J’ai créé le carnet de recherches (= blog scientifique) VADMC (Voyages Autour De Mon Cerveau) en mars 2020, au début du premier confinement. L’objectif était d’avoir une visibilité plus large que les colloques universitaires et une indépendance éditoriale, sans avoir à attendre la publication des actes des colloques et des articles dans les revues.
J’espère toucher un public le plus large possible, et pas seulement un public de spécialistes. Il me paraît donc essentiel d’aborder mes sujets de recherche dans un style clair, avec humour si possible, et de traiter de sujets variés afin d’éviter la sécheresse d’une hyper spécialisation. En outre, mes nombreux sujets de recherche (les études de genre, Simone de Beauvoir, Le Deuxième Sexe, La Femme rompue, l’écriture de soi, le récit de voyage, la bande dessinée, la littérature jeunesse, l’histoire des arts, les Food Studies, le cinéma, la télévision, la chanson, l’histoire politique) fonctionnent en cercle vertueux, en se nourrissant les uns les autres. Le tout formant mes centres d’intérêt depuis longtemps, je fais de la recherche avec plaisir tout le temps.

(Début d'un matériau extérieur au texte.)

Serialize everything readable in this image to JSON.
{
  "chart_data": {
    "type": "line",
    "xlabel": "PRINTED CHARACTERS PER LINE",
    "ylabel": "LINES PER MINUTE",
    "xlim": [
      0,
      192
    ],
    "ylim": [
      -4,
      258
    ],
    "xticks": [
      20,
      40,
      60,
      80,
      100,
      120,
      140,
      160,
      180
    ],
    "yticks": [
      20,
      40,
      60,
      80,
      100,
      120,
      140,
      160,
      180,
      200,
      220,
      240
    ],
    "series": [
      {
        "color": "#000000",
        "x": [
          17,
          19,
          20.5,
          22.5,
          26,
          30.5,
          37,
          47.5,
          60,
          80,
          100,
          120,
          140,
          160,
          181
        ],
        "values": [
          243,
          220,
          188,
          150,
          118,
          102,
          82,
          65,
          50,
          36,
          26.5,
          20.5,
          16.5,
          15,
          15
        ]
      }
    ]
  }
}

Humanitelles : Votre sujet de thèse portait sur les voyages effectués par Simone de Beauvoir.
Pourquoi Simone de Beauvoir ?
Que signifiaient les voyages pour Beauvoir ?

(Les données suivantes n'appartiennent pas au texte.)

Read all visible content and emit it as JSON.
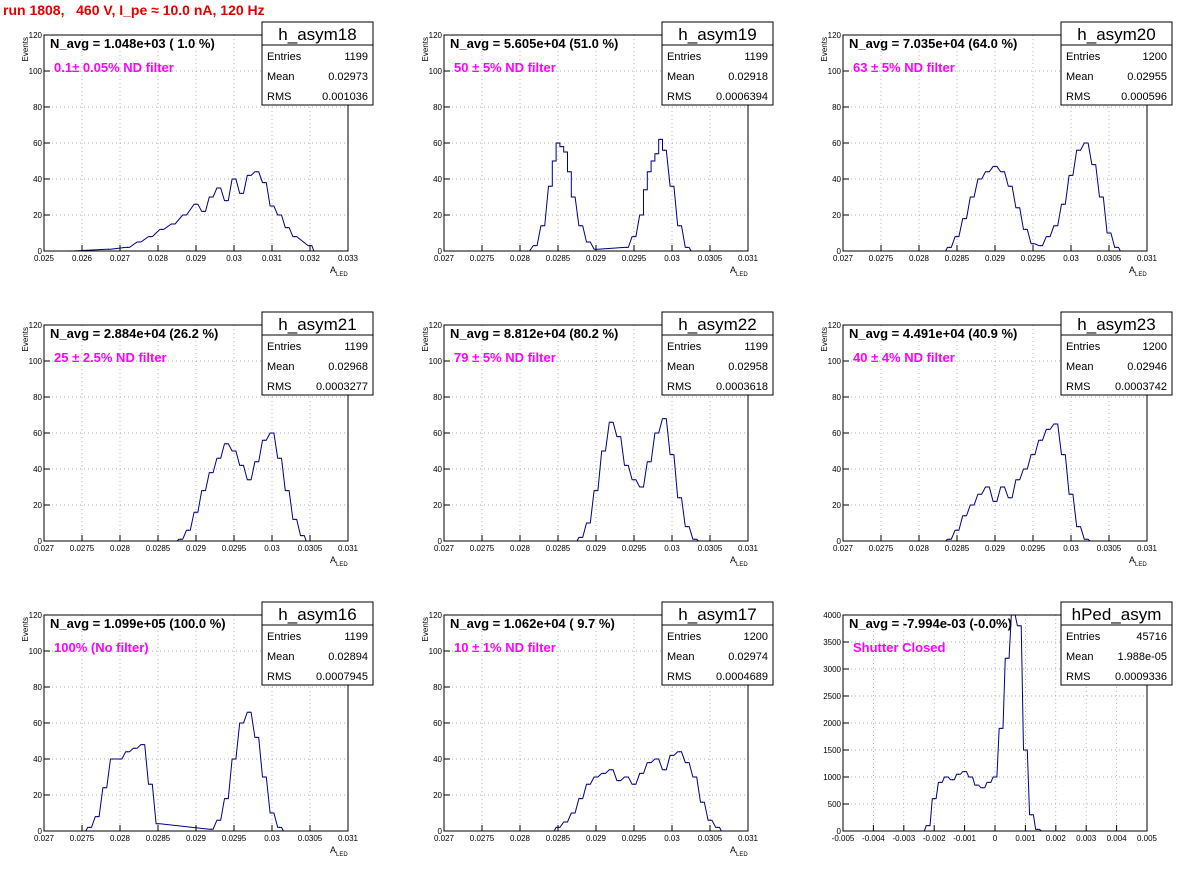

Tiphaine Martin : J’ai choisi Simone de Beauvoir parce que c’est mon autrice favorite depuis que j’ai fait sa connaissance grâce au magazine Phosphore à l’été 1999, entre le collège et le lycée. Cet été-là étaient parus un numéro hors-série consacré aux écrivains ayant « secoué » le XXème siècle : Rimbaud, Colette, Kessel, Gide, Fitzgerald, Beauvoir, Malraux, Céline, Orwell, Duras, Vian, Camus, dans cet ordre. Le titre du hors-série est au masculin, mais la coordinatrice du numéro, Béatrice Toulon, avait fait l’effort de mettre trois autrices sur les douze écrivain·es, ce qui était méritoire à cette époque, puisque la presse culturelle jeunesse et adulte ne faisait pas ce type de démarche. Comme toujours dans ces cas-là, j’ai demandé à mes parents ce qu’ils avaient dans leur bibliothèque de ces écrivaines et écrivains, puis j’ai complété avec des emprunts à la bibliothèque municipale. Ma mère m’a prêté Le Deuxième Sexe, qui a été une révélation. J’ai compris que j’étais féministe depuis toujours sans le savoir, et cet essai m’a donné des grilles d’analyse pour approfondir mon quotidien. J’ai ensuite lu l’intégralité de Beauvoir en un an et demi, malgré les difficultés à me procurer La Longue Marche, La Vieillesse et même sa correspondance avec Sartre, qui n’étaient pas rééditées. Quant au reste de son œuvre, il m’a fallu également les commander, il n’allait pas soi d’avoir Beauvoir dans les rayons des librairies. Cette passion pour Beauvoir ne m’a plus quittée, d’où mes travaux universitaires et mes recherches sur elle depuis 2005.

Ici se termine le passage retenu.